Barnet Council’s planning department has come down firmly against Barnet Football Club’s application to build a new 7,000-seat stadium on Barnet Playing Fields at Underhill.
A decision on whether or not the council should give its support is in the hands of its strategic planning committee whose members meet at Hendon Town Hall at 7pm on Monday 14 July.
So far there has been little advance indication of how the committee might respond but the planning department could not be clearer in recommending refusal.

It says the plan to build a new stadium on a “valued local park” would result in “substantial and irreversible harm to the openness and function of the green belt”.
BringBackBarnet, the group which has been campaigning in support of the club returning to Underhill from its existing stadium at The Hive, Harrow, says it is disappointed by the recommendation against the application.
Whatever the outcome of Monday’s meeting, the campaign says it will not give up.
If the plan is rejected, the supporters’ group is convinced that Barnet FC will appeal against the decision and ask for a planning inquiry.
They believe government policy is moving in favour of releasing some green belt land for development and that Barnet Council should take advantage of the offer by the Barnet FC chairman Tony Kleanthous to invest £14 million in constructing a new stadium.

Since Barnet’s success in gaining promotion next season to League Two of the English Football League, BringBackBarnet have made much of the boost which they believe the club’s return could deliver for Barnet town centre and the local economy.
However, that argument is dismissed by the planners who say any possible “socio-economic” benefits from Barnet’s return to its historic home at Underhill – which it left in 2013 – would not outweigh the significant harm that would result from the “permanent loss of a significant portion of this protected open space”.
The club had failed to demonstrate “very special circumstances” and had failed to address the impact of displaced spectator car parking on the surrounding highway network.
Barnet FC’s full application is for a stadium, with ancillary uses including food and beverage outlets, office and community space, a club shop, a diagnostic centre, an on-site car park for 165 vehicles and parking space for five coaches.

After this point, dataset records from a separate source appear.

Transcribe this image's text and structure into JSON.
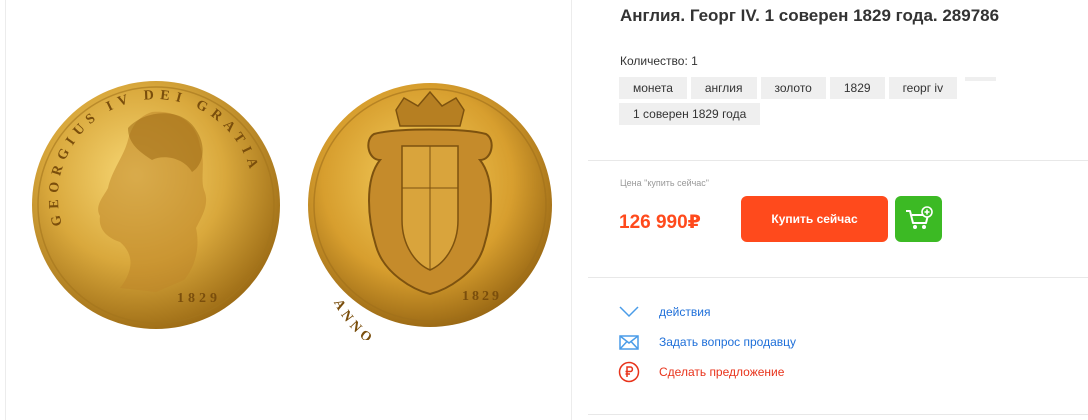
{
  "lot": {
    "title": "Англия. Георг IV. 1 соверен 1829 года. 289786",
    "quantity": "Количество: 1"
  },
  "coin": {
    "obverse_legend_left": "GEORGIUS",
    "obverse_legend_top": "IV DEI",
    "obverse_legend_right": "GRATIA",
    "obverse_year": "1829",
    "reverse_legend_left": "ANNO",
    "reverse_year": "1829"
  },
  "tags": [
    "монета",
    "англия",
    "золото",
    "1829",
    "георг iv",
    "1 соверен 1829 года"
  ],
  "purchase": {
    "price_caption": "Цена \"купить сейчас\"",
    "price": "126 990₽",
    "buy_now_label": "Купить сейчас",
    "price_color": "#ff4a1c",
    "cart_color": "#3cba24"
  },
  "actions": [
    {
      "label": "действия",
      "icon": "chevron-down-icon"
    },
    {
      "label": "Задать вопрос продавцу",
      "icon": "envelope-icon"
    },
    {
      "label": "Сделать предложение",
      "icon": "ruble-circle-icon"
    }
  ]
}
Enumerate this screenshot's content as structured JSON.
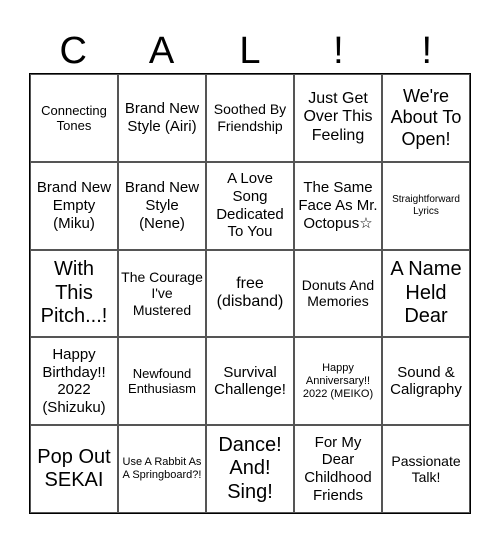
{
  "header": {
    "letters": [
      "C",
      "A",
      "L",
      "!",
      "!"
    ]
  },
  "board": {
    "cells": [
      [
        "Connecting Tones",
        "Brand New Style (Airi)",
        "Soothed By Friendship",
        "Just Get Over This Feeling",
        "We're About To Open!"
      ],
      [
        "Brand New Empty (Miku)",
        "Brand New Style (Nene)",
        "A Love Song Dedicated To You",
        "The Same Face As Mr. Octopus☆",
        "Straightforward Lyrics"
      ],
      [
        "With This Pitch...!",
        "The Courage I've Mustered",
        "free (disband)",
        "Donuts And Memories",
        "A Name Held Dear"
      ],
      [
        "Happy Birthday!! 2022 (Shizuku)",
        "Newfound Enthusiasm",
        "Survival Challenge!",
        "Happy Anniversary!! 2022 (MEIKO)",
        "Sound & Caligraphy"
      ],
      [
        "Pop Out SEKAI",
        "Use A Rabbit As A Springboard?!",
        "Dance! And! Sing!",
        "For My Dear Childhood Friends",
        "Passionate Talk!"
      ]
    ]
  }
}
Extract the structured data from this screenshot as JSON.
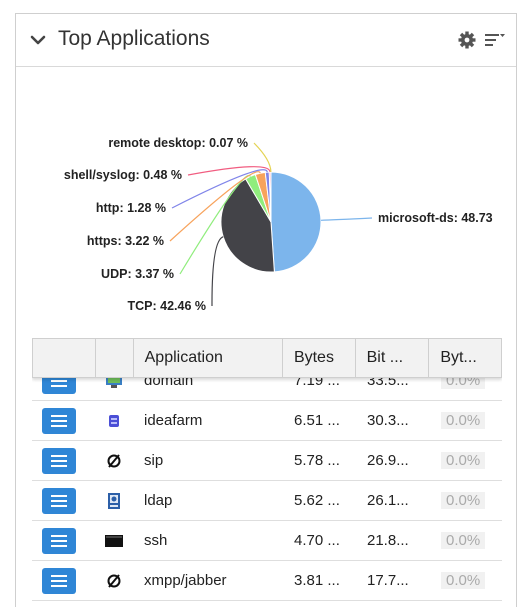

The proposed site is within the Metropolitan Green Belt and the loss of playing field land would be in conflict with national, regional and local planning policy.
An application of such strategic importance to London — and its location within the green belt – would necessitate it being referred to the Mayor of London.
Currently under the Barnet Local Plan, Barnet Playing Fields and the adjoining King George V Playing Fields immediately to the south of Dollis Brook, are designated as a sports hub site.
There was an earlier proposal by Barnet Council for the construction of new central facilities for the playing fields – including changing rooms and a cafe – but no detailed plan has been submitted and one of the arguments of BringBackBarnet is that a new football stadium could provide amenities for the community which Barnet Council simply cannot afford.
One issue not addressed in the club’s application is the question of whether ownership of a new stadium site would be transferred to club chairman Tony Kleanthous.
The playing fields are currently the subject of a restrictive covenant between the National Playing Fields Association and the Mayor and Councillors of Barnet which requires them to be preserved as a charitable trust in perpetuity as a memorial to King George V and the King George’s Field Foundation.